I have the following vectorial subspaces :
U = $\left(\begin{pmatrix} 2 \\ 0 \\ 1 \\ -2 \end{pmatrix},\begin{pmatrix} 3 \\ 6 \\ 9 \\ -12 \end{pmatrix} \right)$ and V = $\left(\begin{pmatrix} 0 \\ 2 \\ 1 \\ 0 \end{pmatrix},\begin{pmatrix} -1 \\ 1 \\ 0 \\ 1 \end{pmatrix} \right)$
To calculate the basis of U + V should have use this method : $$ U + V = \left(\begin{pmatrix} (2+0) \\ (0+2) \\ (1+1) \\ (-2+0) \end{pmatrix} , \begin{pmatrix} (3-1) \\ (6+1) \\ (9+0) \\ (-12+1)\end{pmatrix} \right)$$ and use the Gaussian elimination to calculate $$\left(\begin{array}{cc|c} 2 & 2 & x_1 \\ 2 & 7 & x_2 \\ 2 & 9 & x_3 \\ -2 & -11 & x_4 \end{array}\right) $$
Or I am wrong and it's $\left(\begin{array}{cccc|c} 2 & 3 &0 & -1& 0 \\ 0 & 6 &2&1 & 0 \\ 1 & 9 &1&0&0 \\ -2 & -12&0&1 & 0 \end{array}\right)$ which generate this solution after reduction $\left(\begin{array}{cccc|c} 1 & 0 &0 & -\frac{1}{2}& 0 \\ 0 & 1 & 0 & 0 & 0 \\ 0 & 0 & 1 & \frac{1}{2} & 0 \\ 0 & 0 & 0 & 0 & 0 \end{array}\right)$ $\sim$ $\begin{pmatrix} 1 & 0 & 0 & -\frac{1}{2} \\ 0 & 1 & 0 & 0 \\ 0 & 0 & 1 & \frac{1}{2} \end{pmatrix}$
Thank you for your responses!
The former is wrong. To illustrate why, consider a simpler example: $$U = \operatorname{span}((1, 0)) \quad V = \operatorname{span}((0, 1)).$$ Then $U + V = \Bbb{R}^2$, as any point $(a, b) \in \Bbb{R}^2$ can be expressed as $$(a, b) = (a, 0) + (0, b)$$ where $(a, 0) = a(1, 0) \in U$ and $(0, b) = b(0, 1) \in V$. However, using your method, we get $$U + V \stackrel{?}{=} \operatorname{span}((1, 0) + (0, 1)) = \operatorname{span}((1,1)),$$ which is clearly false, as $\operatorname{span}((1,1))$ is the line $y = x$, not all of $\Bbb{R}^2$.

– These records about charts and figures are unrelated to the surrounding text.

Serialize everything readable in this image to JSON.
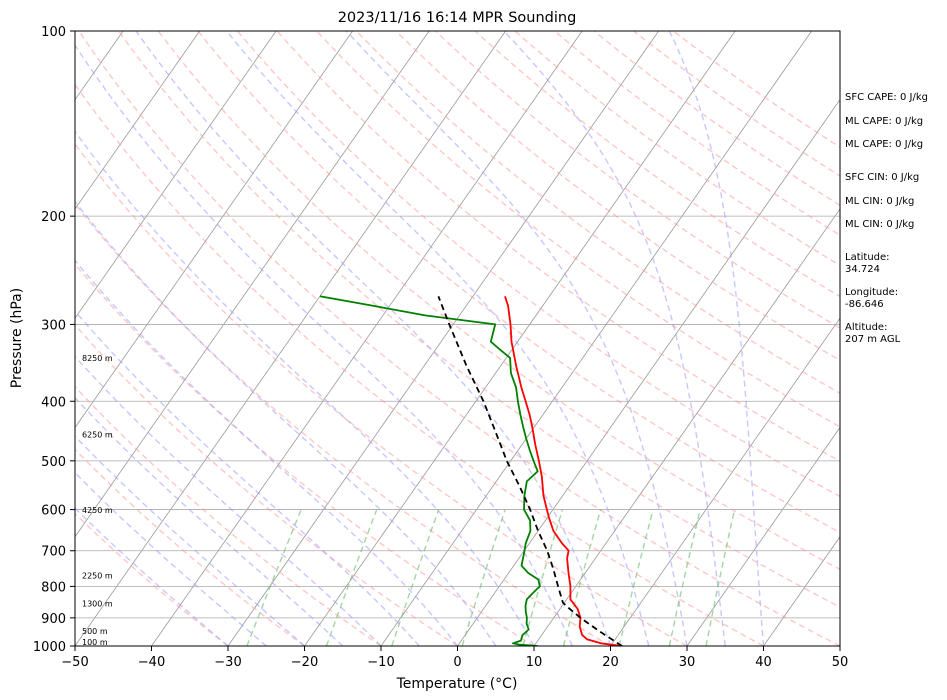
{
  "chart_data": {
    "type": "skewt",
    "title": "2023/11/16 16:14 MPR Sounding",
    "xlabel": "Temperature (°C)",
    "ylabel": "Pressure (hPa)",
    "xlim": [
      -50,
      50
    ],
    "ylim": [
      1000,
      100
    ],
    "y_scale": "log",
    "x_ticks": [
      -50,
      -40,
      -30,
      -20,
      -10,
      0,
      10,
      20,
      30,
      40,
      50
    ],
    "y_ticks": [
      1000,
      900,
      800,
      700,
      600,
      500,
      400,
      300,
      200,
      100
    ],
    "grid": true,
    "colors": {
      "temperature": "#ff0000",
      "dewpoint": "#008000",
      "parcel": "#000000",
      "dry_adiabats": "#ff9999",
      "moist_adiabats": "#9999ff",
      "mixing_ratio": "#66bb66",
      "isotherms": "#999999"
    },
    "series": [
      {
        "key": "temperature",
        "points": [
          [
            1000,
            21.5
          ],
          [
            990,
            18.5
          ],
          [
            975,
            16.3
          ],
          [
            960,
            15.3
          ],
          [
            930,
            14.2
          ],
          [
            900,
            13.5
          ],
          [
            870,
            12.3
          ],
          [
            840,
            10.5
          ],
          [
            800,
            9.3
          ],
          [
            760,
            7.8
          ],
          [
            720,
            6.3
          ],
          [
            700,
            5.8
          ],
          [
            680,
            4.2
          ],
          [
            650,
            2.0
          ],
          [
            620,
            0.3
          ],
          [
            600,
            -0.8
          ],
          [
            570,
            -2.5
          ],
          [
            530,
            -4.5
          ],
          [
            500,
            -6.3
          ],
          [
            470,
            -8.3
          ],
          [
            440,
            -10.3
          ],
          [
            420,
            -11.8
          ],
          [
            400,
            -13.5
          ],
          [
            380,
            -15.3
          ],
          [
            350,
            -18.0
          ],
          [
            320,
            -20.8
          ],
          [
            300,
            -22.5
          ],
          [
            280,
            -24.5
          ],
          [
            270,
            -25.8
          ]
        ]
      },
      {
        "key": "dewpoint",
        "points": [
          [
            1000,
            10.5
          ],
          [
            995,
            8.0
          ],
          [
            990,
            7.0
          ],
          [
            980,
            7.8
          ],
          [
            960,
            7.5
          ],
          [
            940,
            7.8
          ],
          [
            920,
            7.0
          ],
          [
            900,
            6.5
          ],
          [
            880,
            5.8
          ],
          [
            860,
            5.2
          ],
          [
            840,
            4.8
          ],
          [
            820,
            5.0
          ],
          [
            800,
            5.3
          ],
          [
            780,
            4.5
          ],
          [
            760,
            2.5
          ],
          [
            740,
            1.0
          ],
          [
            710,
            0.3
          ],
          [
            680,
            -0.5
          ],
          [
            650,
            -1.0
          ],
          [
            625,
            -2.0
          ],
          [
            600,
            -3.8
          ],
          [
            570,
            -5.0
          ],
          [
            540,
            -6.0
          ],
          [
            520,
            -5.5
          ],
          [
            500,
            -7.0
          ],
          [
            480,
            -8.5
          ],
          [
            460,
            -10.0
          ],
          [
            440,
            -11.5
          ],
          [
            420,
            -13.0
          ],
          [
            400,
            -14.5
          ],
          [
            380,
            -16.0
          ],
          [
            360,
            -18.0
          ],
          [
            340,
            -19.5
          ],
          [
            330,
            -21.5
          ],
          [
            320,
            -23.5
          ],
          [
            300,
            -24.5
          ],
          [
            290,
            -34.5
          ],
          [
            280,
            -42.0
          ],
          [
            270,
            -50.0
          ]
        ]
      },
      {
        "key": "parcel",
        "points": [
          [
            1000,
            21.5
          ],
          [
            950,
            17.5
          ],
          [
            900,
            13.5
          ],
          [
            860,
            10.5
          ],
          [
            850,
            9.8
          ],
          [
            800,
            7.7
          ],
          [
            750,
            5.5
          ],
          [
            700,
            3.0
          ],
          [
            650,
            0.0
          ],
          [
            600,
            -3.0
          ],
          [
            550,
            -6.5
          ],
          [
            500,
            -10.5
          ],
          [
            450,
            -14.5
          ],
          [
            400,
            -19.0
          ],
          [
            350,
            -24.5
          ],
          [
            300,
            -30.5
          ],
          [
            270,
            -34.5
          ]
        ]
      }
    ],
    "height_labels": [
      {
        "pressure": 1000,
        "label": "100 m"
      },
      {
        "pressure": 960,
        "label": "500 m"
      },
      {
        "pressure": 865,
        "label": "1300 m"
      },
      {
        "pressure": 780,
        "label": "2250 m"
      },
      {
        "pressure": 610,
        "label": "4250 m"
      },
      {
        "pressure": 460,
        "label": "6250 m"
      },
      {
        "pressure": 345,
        "label": "8250 m"
      }
    ]
  },
  "side_panel": {
    "sfc_cape": "SFC CAPE: 0 J/kg",
    "ml_cape_1": "ML CAPE: 0 J/kg",
    "ml_cape_2": "ML CAPE: 0 J/kg",
    "sfc_cin": "SFC CIN: 0 J/kg",
    "ml_cin_1": "ML CIN: 0 J/kg",
    "ml_cin_2": "ML CIN: 0 J/kg",
    "latitude_label": "Latitude:",
    "latitude_value": "34.724",
    "longitude_label": "Longitude:",
    "longitude_value": "-86.646",
    "altitude_label": "Altitude:",
    "altitude_value": "207 m AGL"
  }
}
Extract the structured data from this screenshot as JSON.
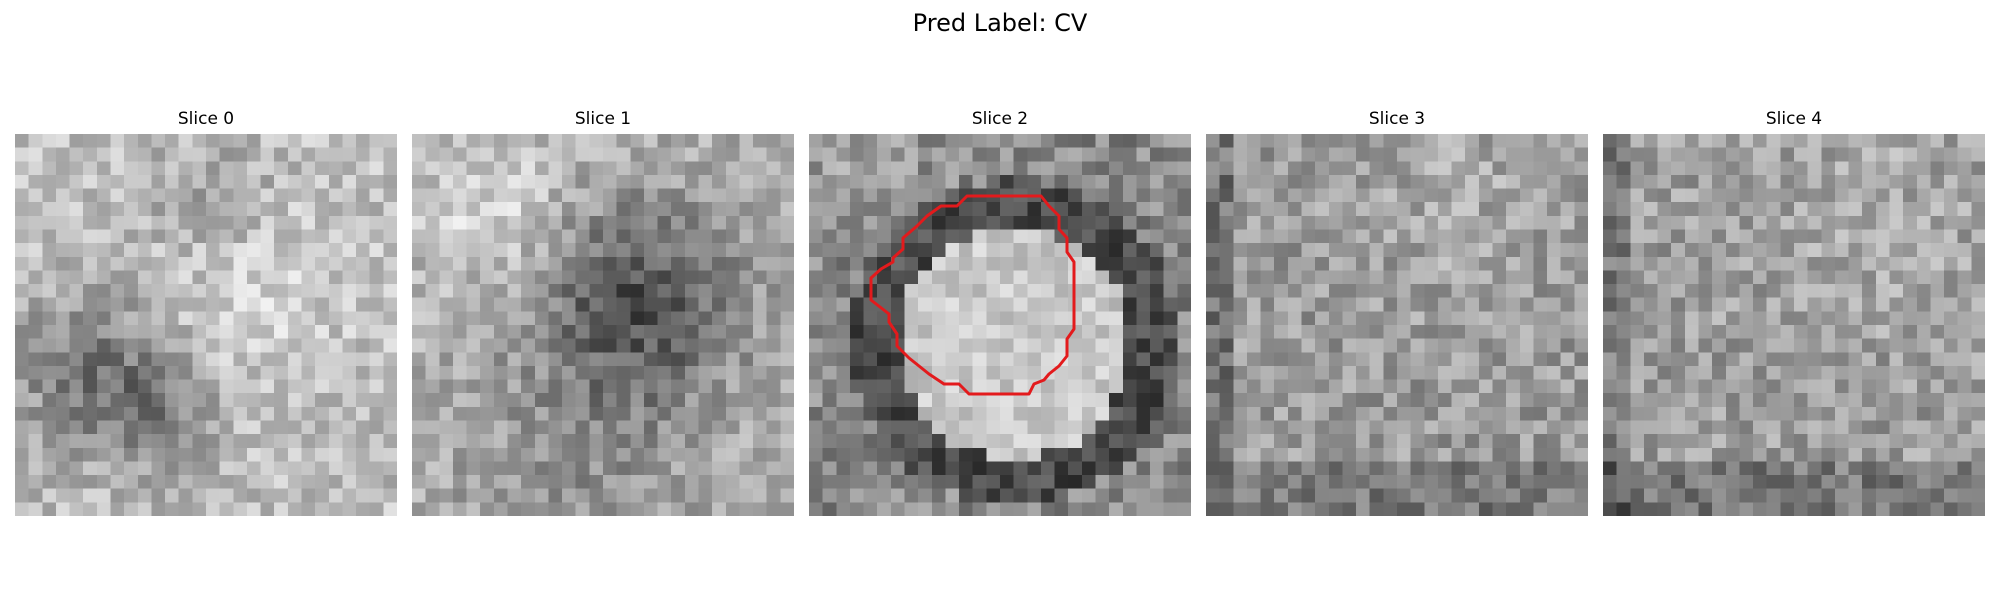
{
  "figure": {
    "title": "Pred Label: CV"
  },
  "panels": [
    {
      "title": "Slice 0",
      "type": "noisy grayscale patch"
    },
    {
      "title": "Slice 1",
      "type": "noisy grayscale patch with dark blob"
    },
    {
      "title": "Slice 2",
      "type": "bright circular blob with red outline"
    },
    {
      "title": "Slice 3",
      "type": "noisy grayscale patch"
    },
    {
      "title": "Slice 4",
      "type": "noisy grayscale patch"
    }
  ],
  "style": {
    "outline_color": "#e31a1c",
    "colormap": "gray"
  }
}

Note also that this method of adding subspaces is sensitive to choice of basis. We could just as easily write $V = \operatorname{span}((0, 2))$, but $\operatorname{span}((1, 0) + (0, 2)) \neq \operatorname{span}((1, 0) + (0, 1))$. This is another hint that this method is not sound.
On the other hand, the latter method is sound. In general, if $B_1$ and $B_2$ are sets of vectors, then $$\operatorname{span} B_1 + \operatorname{span} B_2 = \operatorname{span}(B_1 \cup B_2).$$ This follows immediately from working with linear combinations; a linear combination of $B_1$ plus a linear combination of $B_2$ is always a linear combination of $B_1 \cup B_2$. Conversely, one can take a linear combination of $B_1 \cup B_2$, separate out the terms, and write it as a linear combination of $B_1$ plus a linear combination of $B_2$.
So, if you wish to find a basis for $U + V$, union their bases (for a set of four vectors), then row reduce to find a basis for the span. The resulting basis is a basis for $U + V$.